Kristin Schleich, Assistant Professor
Research Interests
My current research is mainly in quantum cosmology, the study of the
quantum mechanics of the universe as a whole. Today's universe has very
special properties; it is very old, homogenous and isotropic on distance
scales of megaparsecs, and has Euclidean topology on scales from
subatomic to cosmological distances. Einstein gravity has classical
solutions with these properties, but only for very special initial
conditions. The question thus arises, can we explain the observed
special properties of the universe as consequences of the quantum
mechanics of gravity near the initial singularity.

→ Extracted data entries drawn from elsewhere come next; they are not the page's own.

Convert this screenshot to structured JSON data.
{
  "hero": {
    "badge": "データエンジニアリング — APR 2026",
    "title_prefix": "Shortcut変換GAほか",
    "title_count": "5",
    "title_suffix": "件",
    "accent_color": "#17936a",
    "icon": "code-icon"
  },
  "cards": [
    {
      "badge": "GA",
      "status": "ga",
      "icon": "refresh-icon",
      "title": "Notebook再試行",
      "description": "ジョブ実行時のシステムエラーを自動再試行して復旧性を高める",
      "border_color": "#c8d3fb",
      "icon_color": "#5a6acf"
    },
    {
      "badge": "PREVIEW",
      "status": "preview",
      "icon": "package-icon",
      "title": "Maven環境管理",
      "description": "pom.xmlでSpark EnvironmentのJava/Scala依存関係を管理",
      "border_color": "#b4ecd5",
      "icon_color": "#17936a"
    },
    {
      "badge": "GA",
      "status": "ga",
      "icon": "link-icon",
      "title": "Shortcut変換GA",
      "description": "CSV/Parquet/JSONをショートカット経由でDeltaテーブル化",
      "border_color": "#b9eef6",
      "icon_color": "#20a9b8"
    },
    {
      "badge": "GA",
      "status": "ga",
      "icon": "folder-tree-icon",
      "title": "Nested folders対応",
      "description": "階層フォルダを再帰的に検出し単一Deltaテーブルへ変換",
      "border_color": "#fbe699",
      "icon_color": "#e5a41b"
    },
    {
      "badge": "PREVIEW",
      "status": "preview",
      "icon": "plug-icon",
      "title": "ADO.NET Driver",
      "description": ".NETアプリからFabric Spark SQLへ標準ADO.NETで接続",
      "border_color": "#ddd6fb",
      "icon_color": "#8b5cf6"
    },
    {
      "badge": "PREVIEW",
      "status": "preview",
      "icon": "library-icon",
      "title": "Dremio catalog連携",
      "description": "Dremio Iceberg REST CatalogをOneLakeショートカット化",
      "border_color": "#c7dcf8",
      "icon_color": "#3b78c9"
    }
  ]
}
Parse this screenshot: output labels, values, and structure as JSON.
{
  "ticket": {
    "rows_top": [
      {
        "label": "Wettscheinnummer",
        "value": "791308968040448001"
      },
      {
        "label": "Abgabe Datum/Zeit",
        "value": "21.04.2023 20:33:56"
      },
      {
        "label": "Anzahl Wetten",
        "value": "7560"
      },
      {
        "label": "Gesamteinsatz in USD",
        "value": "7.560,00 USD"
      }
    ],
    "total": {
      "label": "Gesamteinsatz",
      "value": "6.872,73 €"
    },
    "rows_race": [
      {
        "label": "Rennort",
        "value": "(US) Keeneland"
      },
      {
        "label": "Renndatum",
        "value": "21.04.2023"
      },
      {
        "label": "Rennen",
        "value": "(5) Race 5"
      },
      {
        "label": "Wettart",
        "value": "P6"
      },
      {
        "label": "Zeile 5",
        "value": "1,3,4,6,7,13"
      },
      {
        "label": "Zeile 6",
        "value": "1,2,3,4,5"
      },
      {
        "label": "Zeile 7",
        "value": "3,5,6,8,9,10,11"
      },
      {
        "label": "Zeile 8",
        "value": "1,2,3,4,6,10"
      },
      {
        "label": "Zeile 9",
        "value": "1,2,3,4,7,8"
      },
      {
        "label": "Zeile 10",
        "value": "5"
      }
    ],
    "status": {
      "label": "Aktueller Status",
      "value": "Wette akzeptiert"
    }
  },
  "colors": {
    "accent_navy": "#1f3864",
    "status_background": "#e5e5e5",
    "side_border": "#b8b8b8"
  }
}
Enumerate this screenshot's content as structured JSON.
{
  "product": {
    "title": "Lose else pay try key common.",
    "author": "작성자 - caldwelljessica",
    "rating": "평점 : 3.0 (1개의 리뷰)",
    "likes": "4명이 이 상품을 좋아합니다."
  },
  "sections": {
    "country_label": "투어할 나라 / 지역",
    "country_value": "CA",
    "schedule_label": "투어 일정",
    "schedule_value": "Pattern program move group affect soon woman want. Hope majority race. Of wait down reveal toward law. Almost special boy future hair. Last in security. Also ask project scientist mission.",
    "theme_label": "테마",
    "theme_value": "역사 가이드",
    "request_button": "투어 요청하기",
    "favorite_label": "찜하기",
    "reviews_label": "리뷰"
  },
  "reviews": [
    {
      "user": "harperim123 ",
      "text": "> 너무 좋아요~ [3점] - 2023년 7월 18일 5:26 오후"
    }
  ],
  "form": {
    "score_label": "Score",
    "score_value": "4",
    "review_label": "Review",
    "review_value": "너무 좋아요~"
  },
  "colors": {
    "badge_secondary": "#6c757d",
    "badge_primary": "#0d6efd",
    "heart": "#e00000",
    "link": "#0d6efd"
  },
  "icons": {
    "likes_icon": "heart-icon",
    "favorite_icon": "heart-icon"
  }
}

I am currently studying two aspects of this issue:
- Incorporating topological effects into the quantum dynamics of the
universe and studying their consequences. This study is being carried
out by concretely implementing sums over geometries and topologies using
Regge calculus, a discrete form of Einstein gravity, that allows
topology change to be studied without semiclassical approximations and
without assuming a high degree of symmetry.
- Whether or not various proposals for initial conditions for the
wavefunction of the universe predict the special structure we observe
today. This work involves extending calculations of the wavefunction of
the universe to more general inhomogenous anisotropic models.
Finally I am also studying the evolution of solutions to the Einstein
equations using techniques and methods developed for the study of
dynamical systems.
Selected Publications
"Conformal Rotation in Perturbative Gravity", Phys. Rev. D36, 2342
(1987), K. Schleich.
"Conformal Rotation in Bianchi I Quantum Cosmology", Phys. Rev. D38,
2192 (1989), K. Schleich.
"Constraints on the Topology of Axionic Wormhole Solutions", Class.
Quantum Grav., 9, 89 (1992), K. Schleich and A. Anderson.
"Generalized Sums Over Histories for Quantum Gravity I. Smooth
Conifolds", Nucl. Phys. B, to appear, K. Schleich and D. Witt.
"Generalized Sums Over Histories for Quantum Gravity II. Simplicial
Conifolds", Nucl. Phys. B, to appear, K. Schleich and D. Witt.